On July 1, 1947, a vehicle, not of this Earth, crashed outside the unassuming town of Roswell, New Mexico—or so it is said. Contrary to the rumors you may have read online, we weren’t actually aboard that craft, but we do feel a certain kinship with its occupants.

You see, we are aliens—not to this planet, but to the hobby of model aeronautics. Some of you may see us as hostile or even dangerous, but I assure you that we come in peace, and we very much would like to be your friends.

What makes us alien? Well, we fly multirotors equipped with First-Person View (FPV) systems. Three years ago, when we were getting our start, only a few people in the model aviation community had ever even heard of either FPV or multirotors. That’s actually where the “Roswell Flight Test Crew” gets its name.

Whenever we would fly in public, people would take one look at our machines and call out with a laugh, “Look, it’s a UFO!” Like most novice RC pilots, we crashed—a lot—so taking our name from the most famous UFO crash in history seemed to make sense.

The Roswell Flight Test Crew’s logo pays fanciful tribute to its mythical forebearers—the alien beings who allegedly crashed near Roswell NM in 1947. The crew’s Latin motto, Semper Cadentes, is translated into English as Always Crashing.

Like pod people, multirotors and FPV gear are appearing everywhere, even in the pages of MA magazine! For some, this is an unwelcome development. They see FPV as a threat to the entire hobby, bringing unwelcome scrutiny from the FAA and in state legislatures, bad publicity in the news media, and embroiling the hobby in the ongoing debate over drones.

We understand and appreciate these concerns. No one is more upset than we are when someone does something stupid with an FPV system, and there have been plenty of instances in the past year.

That irresponsible behavior needs to stop, and the only way to stop it is by educating the members of the FPV community about how to fly safely. There is an organization that has been doing that for 78 years: the Academy of Model Aeronautics.

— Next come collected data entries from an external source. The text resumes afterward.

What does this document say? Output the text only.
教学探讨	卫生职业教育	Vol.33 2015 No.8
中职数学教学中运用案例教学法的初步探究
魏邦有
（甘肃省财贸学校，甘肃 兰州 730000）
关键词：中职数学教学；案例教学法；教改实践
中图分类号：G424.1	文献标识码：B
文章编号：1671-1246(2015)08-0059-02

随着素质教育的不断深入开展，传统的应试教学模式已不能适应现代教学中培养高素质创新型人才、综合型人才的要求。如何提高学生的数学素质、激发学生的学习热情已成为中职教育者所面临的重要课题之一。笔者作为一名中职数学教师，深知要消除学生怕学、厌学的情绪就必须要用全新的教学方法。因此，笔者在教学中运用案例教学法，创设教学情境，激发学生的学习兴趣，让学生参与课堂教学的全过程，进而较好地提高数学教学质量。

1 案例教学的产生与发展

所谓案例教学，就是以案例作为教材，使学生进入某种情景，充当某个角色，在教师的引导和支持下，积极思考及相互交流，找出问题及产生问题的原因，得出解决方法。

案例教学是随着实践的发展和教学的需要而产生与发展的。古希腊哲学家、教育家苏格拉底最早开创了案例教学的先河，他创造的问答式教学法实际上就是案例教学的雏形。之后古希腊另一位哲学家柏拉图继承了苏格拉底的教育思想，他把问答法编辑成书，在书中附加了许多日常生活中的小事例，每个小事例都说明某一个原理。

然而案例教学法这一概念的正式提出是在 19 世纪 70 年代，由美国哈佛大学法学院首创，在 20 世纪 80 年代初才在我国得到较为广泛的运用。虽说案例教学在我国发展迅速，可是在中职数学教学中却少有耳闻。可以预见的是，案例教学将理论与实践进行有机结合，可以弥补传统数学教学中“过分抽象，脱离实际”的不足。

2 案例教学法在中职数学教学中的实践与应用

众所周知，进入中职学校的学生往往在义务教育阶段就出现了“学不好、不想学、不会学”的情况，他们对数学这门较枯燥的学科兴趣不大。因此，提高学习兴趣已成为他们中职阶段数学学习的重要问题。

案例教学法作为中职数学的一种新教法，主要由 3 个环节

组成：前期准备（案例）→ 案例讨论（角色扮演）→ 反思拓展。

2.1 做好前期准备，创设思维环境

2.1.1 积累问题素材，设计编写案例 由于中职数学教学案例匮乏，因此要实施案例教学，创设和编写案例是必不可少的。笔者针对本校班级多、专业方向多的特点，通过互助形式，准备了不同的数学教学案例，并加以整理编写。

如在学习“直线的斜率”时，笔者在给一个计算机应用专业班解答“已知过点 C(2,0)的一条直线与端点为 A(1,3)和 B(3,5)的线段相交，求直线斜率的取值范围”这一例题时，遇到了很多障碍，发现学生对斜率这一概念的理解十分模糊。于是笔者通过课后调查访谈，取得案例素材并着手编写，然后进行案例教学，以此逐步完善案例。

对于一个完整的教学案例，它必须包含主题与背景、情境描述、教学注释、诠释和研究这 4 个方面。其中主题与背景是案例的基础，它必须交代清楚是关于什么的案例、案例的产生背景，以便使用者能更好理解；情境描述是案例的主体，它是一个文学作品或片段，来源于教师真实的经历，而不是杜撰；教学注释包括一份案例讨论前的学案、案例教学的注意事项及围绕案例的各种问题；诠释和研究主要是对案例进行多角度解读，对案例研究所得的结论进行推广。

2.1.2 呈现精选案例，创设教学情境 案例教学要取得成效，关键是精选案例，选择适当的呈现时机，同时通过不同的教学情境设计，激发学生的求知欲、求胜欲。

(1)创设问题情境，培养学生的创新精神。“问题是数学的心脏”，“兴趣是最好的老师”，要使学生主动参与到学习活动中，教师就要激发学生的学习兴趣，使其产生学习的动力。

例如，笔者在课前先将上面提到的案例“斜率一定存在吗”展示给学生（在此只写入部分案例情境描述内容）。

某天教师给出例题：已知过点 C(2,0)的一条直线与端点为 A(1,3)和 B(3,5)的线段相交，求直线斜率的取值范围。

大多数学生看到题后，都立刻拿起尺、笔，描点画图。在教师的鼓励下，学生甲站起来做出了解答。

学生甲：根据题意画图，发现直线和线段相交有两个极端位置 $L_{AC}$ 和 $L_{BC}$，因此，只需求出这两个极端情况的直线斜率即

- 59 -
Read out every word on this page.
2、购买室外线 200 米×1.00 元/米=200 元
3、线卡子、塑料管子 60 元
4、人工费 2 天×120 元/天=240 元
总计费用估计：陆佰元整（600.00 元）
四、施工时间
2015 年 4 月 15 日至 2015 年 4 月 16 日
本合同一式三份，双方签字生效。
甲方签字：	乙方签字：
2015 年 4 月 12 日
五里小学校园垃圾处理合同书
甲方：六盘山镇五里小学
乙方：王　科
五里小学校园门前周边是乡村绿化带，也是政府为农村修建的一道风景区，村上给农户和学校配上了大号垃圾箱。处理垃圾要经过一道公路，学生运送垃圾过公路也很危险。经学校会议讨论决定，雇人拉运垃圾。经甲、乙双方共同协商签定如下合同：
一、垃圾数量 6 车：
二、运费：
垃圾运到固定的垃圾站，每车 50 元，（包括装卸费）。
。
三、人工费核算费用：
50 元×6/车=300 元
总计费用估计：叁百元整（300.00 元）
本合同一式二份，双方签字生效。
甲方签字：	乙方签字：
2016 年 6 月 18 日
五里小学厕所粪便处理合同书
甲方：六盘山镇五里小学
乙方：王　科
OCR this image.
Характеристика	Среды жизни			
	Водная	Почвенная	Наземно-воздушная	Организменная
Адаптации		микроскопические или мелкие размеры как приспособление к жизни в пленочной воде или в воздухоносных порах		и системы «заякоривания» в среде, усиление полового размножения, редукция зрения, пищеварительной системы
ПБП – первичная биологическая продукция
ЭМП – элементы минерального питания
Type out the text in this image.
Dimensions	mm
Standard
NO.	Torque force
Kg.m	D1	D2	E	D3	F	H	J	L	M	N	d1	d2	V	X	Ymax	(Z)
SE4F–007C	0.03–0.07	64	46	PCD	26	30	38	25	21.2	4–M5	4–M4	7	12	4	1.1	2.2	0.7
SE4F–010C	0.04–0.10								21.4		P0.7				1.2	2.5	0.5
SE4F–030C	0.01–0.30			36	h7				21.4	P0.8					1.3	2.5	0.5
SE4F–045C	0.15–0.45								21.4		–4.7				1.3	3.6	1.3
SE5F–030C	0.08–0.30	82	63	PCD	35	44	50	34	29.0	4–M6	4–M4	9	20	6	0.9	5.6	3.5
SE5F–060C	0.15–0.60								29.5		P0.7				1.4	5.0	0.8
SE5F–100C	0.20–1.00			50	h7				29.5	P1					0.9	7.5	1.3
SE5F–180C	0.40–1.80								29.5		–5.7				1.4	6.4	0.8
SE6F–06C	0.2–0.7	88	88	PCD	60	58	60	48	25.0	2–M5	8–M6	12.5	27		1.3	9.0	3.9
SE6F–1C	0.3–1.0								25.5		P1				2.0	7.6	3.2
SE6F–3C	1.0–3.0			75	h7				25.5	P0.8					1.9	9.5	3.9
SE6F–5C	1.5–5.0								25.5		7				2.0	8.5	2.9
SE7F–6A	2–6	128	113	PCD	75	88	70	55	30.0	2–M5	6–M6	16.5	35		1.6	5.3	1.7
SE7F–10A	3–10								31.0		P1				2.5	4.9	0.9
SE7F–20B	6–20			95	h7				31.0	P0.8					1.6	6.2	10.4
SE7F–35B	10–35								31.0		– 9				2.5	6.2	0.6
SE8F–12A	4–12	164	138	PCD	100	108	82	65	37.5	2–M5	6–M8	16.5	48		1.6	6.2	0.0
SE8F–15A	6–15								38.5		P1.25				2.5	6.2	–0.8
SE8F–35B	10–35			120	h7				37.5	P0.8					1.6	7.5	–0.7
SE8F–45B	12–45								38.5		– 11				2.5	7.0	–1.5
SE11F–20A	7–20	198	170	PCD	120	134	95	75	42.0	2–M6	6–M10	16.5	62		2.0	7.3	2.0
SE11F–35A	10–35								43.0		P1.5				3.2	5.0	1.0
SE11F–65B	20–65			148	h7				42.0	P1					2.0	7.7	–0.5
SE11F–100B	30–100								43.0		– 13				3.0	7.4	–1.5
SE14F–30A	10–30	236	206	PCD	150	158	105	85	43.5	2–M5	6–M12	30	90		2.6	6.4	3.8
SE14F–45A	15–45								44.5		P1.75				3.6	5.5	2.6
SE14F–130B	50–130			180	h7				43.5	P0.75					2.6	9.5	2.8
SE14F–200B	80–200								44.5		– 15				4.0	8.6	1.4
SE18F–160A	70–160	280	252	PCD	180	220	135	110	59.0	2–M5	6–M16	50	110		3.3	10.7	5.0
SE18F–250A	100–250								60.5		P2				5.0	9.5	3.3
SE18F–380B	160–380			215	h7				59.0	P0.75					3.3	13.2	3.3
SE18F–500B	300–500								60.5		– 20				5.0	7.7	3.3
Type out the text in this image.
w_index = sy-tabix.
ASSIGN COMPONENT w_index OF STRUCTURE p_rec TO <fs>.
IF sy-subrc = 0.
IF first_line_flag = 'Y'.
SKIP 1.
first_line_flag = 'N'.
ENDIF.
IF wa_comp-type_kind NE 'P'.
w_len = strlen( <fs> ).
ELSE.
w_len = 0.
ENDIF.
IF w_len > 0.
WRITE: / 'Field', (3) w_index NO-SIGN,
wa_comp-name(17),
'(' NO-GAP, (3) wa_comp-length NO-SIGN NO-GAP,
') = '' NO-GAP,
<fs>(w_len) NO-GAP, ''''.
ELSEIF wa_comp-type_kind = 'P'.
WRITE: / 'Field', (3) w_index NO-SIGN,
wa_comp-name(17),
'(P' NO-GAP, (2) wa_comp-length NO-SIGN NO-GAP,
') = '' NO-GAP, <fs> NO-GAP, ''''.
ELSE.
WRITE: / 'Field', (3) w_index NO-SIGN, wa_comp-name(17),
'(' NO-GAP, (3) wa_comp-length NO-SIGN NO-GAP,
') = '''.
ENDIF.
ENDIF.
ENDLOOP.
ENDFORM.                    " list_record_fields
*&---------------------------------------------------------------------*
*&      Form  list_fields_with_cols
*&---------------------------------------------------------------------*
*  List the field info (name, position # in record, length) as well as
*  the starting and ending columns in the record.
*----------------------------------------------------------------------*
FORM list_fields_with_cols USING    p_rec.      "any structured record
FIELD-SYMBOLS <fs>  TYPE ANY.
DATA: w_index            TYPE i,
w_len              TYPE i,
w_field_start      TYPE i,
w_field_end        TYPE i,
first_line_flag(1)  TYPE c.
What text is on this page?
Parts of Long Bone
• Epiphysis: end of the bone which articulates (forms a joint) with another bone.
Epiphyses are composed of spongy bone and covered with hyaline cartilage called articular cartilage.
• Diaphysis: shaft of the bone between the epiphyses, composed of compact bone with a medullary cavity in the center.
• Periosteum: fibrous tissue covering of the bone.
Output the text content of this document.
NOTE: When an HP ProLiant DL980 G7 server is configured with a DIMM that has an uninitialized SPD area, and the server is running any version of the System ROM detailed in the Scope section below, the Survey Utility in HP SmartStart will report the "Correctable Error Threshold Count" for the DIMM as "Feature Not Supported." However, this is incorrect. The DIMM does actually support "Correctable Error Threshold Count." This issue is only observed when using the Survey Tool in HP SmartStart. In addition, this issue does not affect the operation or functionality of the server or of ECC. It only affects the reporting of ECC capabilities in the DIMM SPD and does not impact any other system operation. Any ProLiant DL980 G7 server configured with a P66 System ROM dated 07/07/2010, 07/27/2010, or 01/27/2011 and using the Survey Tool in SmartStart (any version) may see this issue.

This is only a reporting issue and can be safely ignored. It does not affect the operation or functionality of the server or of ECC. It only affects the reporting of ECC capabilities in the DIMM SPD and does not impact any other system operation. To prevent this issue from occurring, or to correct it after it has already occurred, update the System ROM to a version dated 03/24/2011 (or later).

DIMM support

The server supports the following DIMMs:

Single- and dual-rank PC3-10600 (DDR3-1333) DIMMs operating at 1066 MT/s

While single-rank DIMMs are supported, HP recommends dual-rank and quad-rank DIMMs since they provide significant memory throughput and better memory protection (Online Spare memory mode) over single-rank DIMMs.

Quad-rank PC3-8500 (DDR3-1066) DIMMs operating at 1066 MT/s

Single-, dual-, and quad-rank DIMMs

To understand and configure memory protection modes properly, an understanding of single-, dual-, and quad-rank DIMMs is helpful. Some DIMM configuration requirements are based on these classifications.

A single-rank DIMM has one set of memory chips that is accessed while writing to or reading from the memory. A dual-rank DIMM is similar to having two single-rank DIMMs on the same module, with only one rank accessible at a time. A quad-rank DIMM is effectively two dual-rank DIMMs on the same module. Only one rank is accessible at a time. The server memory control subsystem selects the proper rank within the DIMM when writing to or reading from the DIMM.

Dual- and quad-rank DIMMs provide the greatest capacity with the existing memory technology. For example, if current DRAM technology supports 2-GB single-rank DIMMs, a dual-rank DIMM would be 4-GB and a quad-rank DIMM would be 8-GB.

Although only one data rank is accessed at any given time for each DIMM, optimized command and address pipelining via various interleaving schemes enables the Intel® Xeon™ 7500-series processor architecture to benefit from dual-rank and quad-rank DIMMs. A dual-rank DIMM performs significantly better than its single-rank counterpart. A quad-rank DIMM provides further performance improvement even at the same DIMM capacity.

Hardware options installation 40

Those of us who fly FPV have generally come to the hobby by an unconventional route. We didn’t get started at the local hobby shop or at an AMA flying field. We ordered some parts off of the Internet and we’ve been making it up as we go.

Not very smart, as we’ll be the first to admit (it’s enough to make you wonder what’s inside those giant, gray craniums) but, we’d never heard of the AMA before. We certainly didn’t want to hurt anyone or do anything reckless. We just wanted to do cool stuff similar to those we saw on the Internet buzzing around New York City.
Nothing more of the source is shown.